When the trio were asked about what would hook new viewers, they agreed it’s the genre mix.“I think there [are] a lot of ideas in the show that are relevant to today…that we’ve kind of repurposed through the prism of someone from the future. I think there’s something interesting about someone who has a perspective that’s different who knows what’s going to happen. And seeing our world through those eyes can sometimes be a fascinating way to relook at our world. So, that’s one element that I think is definitely intriguing,” says Barry.
“I think audiences will also like just the straight up thriller aspect of the show and the character dynamics of the show. There’s a real intimacy between the good guys and the bad guys on this show that’s very special. And because the time travel component links everyone, there is this awareness that all of the characters share, regardless of which side they’re on that really helps keep the show kind of connected within the varying factions.”
Webster thinks audiences will appreciate the show because it makes you think. “I like to make a show that after [it] ends, you could sit there with your friends and…discuss the possibilities and where a show could go, and what did they mean by that? And you know what if this happened? And, I think we explore a lot of those in this. We answer a lot of questions as much as we leave a lot of questions for the audience to ponder,” he says.
“And of course, me coming from an action background and growing up doing martial arts, I love the fact that this is a fast-paced, action-driven show that’s relatable. It’s not too far out there, even though it is a sci-fi show. All of this is within the realm of possibility. And, it’s [got] incredible characters. So it’s got aspects from so many different genres compiled together and mixed up that there’s a little bit of something for everybody.”

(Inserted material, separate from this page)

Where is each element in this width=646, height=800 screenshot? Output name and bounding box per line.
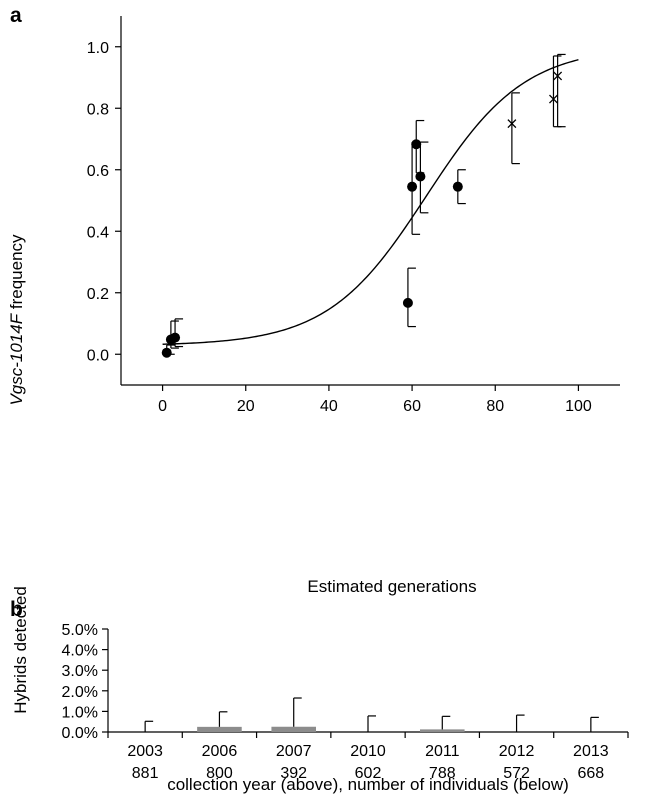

Nichols adds that Continuum gives you everything you want—procedural and sci-fi elements in a heavily character-driven show. “That sort of trifecta is very hard to come by,” she says. “The sci-fi genre is fascinating and wonderful because it allows us to do so many different things, whether it’s something like a social commentary [on] corporations and governments. [Sci-fi] really kind of lets us, as storytellers, get away with a lot. And, the built-in sci-fi audience that always enjoys that will love Continuum…Audiences from other types of shows…will also find something that they’re looking for as well, and that’s hard to do. I think Continuum does it very well.”
We couldn’t agree more. Continuum airs tonight on Syfy in the U.S. at 8 pm/7c and repeats throughout the week. Season two returns to Showcase in Canada later this year.